While crops may be better adapted with thermomorphogenesis, van Zanten says there are some trade-offs, with water use. But there could also be other benefits. “Water use will increase when plants transpire more, so yes thermomorphogenesis is typically also increasing water use, and this is not always wanted. However, in many cases the applied goal is not to make plants elongate, but retain them compact (think of ornamental plants). We can also apply the information on HDA9 there. Moreover, if plants are adapted optimally to a certain temperature, the benefits could lie in less requirement for heating or cooling the greenhouses; so saving energy.”

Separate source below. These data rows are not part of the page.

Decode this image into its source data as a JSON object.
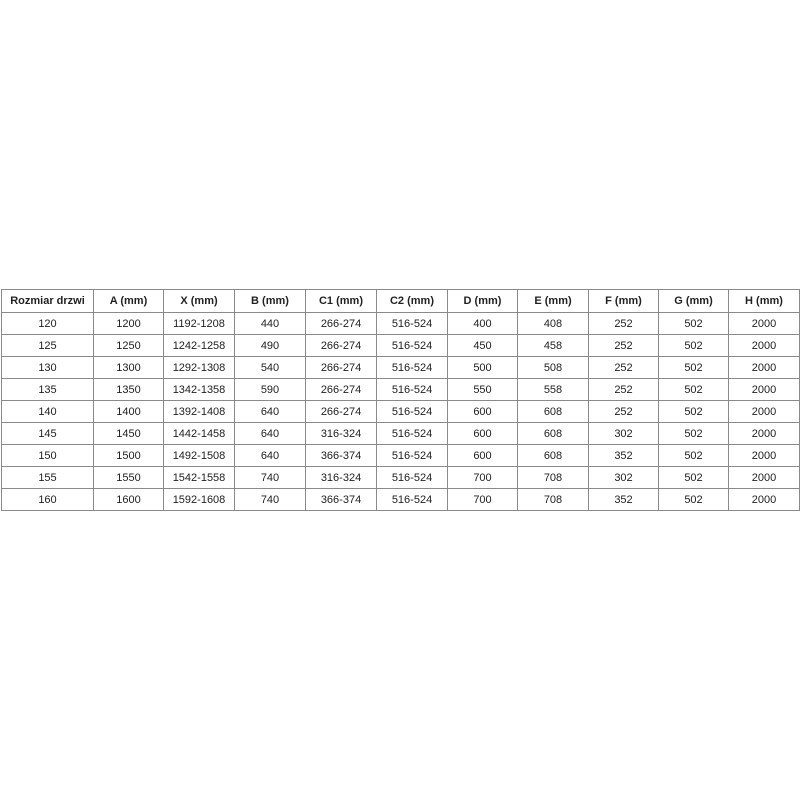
{
  "table": {
    "headers": [
      "Rozmiar drzwi",
      "A (mm)",
      "X (mm)",
      "B (mm)",
      "C1 (mm)",
      "C2 (mm)",
      "D (mm)",
      "E (mm)",
      "F (mm)",
      "G (mm)",
      "H (mm)"
    ],
    "rows": [
      [
        "120",
        "1200",
        "1192-1208",
        "440",
        "266-274",
        "516-524",
        "400",
        "408",
        "252",
        "502",
        "2000"
      ],
      [
        "125",
        "1250",
        "1242-1258",
        "490",
        "266-274",
        "516-524",
        "450",
        "458",
        "252",
        "502",
        "2000"
      ],
      [
        "130",
        "1300",
        "1292-1308",
        "540",
        "266-274",
        "516-524",
        "500",
        "508",
        "252",
        "502",
        "2000"
      ],
      [
        "135",
        "1350",
        "1342-1358",
        "590",
        "266-274",
        "516-524",
        "550",
        "558",
        "252",
        "502",
        "2000"
      ],
      [
        "140",
        "1400",
        "1392-1408",
        "640",
        "266-274",
        "516-524",
        "600",
        "608",
        "252",
        "502",
        "2000"
      ],
      [
        "145",
        "1450",
        "1442-1458",
        "640",
        "316-324",
        "516-524",
        "600",
        "608",
        "302",
        "502",
        "2000"
      ],
      [
        "150",
        "1500",
        "1492-1508",
        "640",
        "366-374",
        "516-524",
        "600",
        "608",
        "352",
        "502",
        "2000"
      ],
      [
        "155",
        "1550",
        "1542-1558",
        "740",
        "316-324",
        "516-524",
        "700",
        "708",
        "302",
        "502",
        "2000"
      ],
      [
        "160",
        "1600",
        "1592-1608",
        "740",
        "366-374",
        "516-524",
        "700",
        "708",
        "352",
        "502",
        "2000"
      ]
    ]
  }
}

The key finding is that because HDA9 is independent of PIF4, it is now possible to pull apart light and heat response in plants. “Shade avoidance and thermomorphogenesis are phenotypically similar and most -if not all- genetic factors currently associated with thermomorphogenesis have a role in shade avoidance as well,” van Zanten said. “With HDA9 at hand, we can now separate the pathways and this may be of use to steer temperature responsiveness independent of light responses. Also, in the green revolution, selection of field crops was among other traits against shade avoidance (to allow dense stands in the field, with compact high yielding plants) and this has occurred at the expense of temperature sensitivity as well. Using HDA9 signalling, we can now start working on bringing back/tuning temperature responsiveness and light responsiveness to the need.”
As a result the research offers new targets for plant breeding to improve the climate-tolerance of crops. Given that currently each degree Celsius temperature increase can lead to up to 10 percent crop loss, this could be an important aid in feeding people in the future.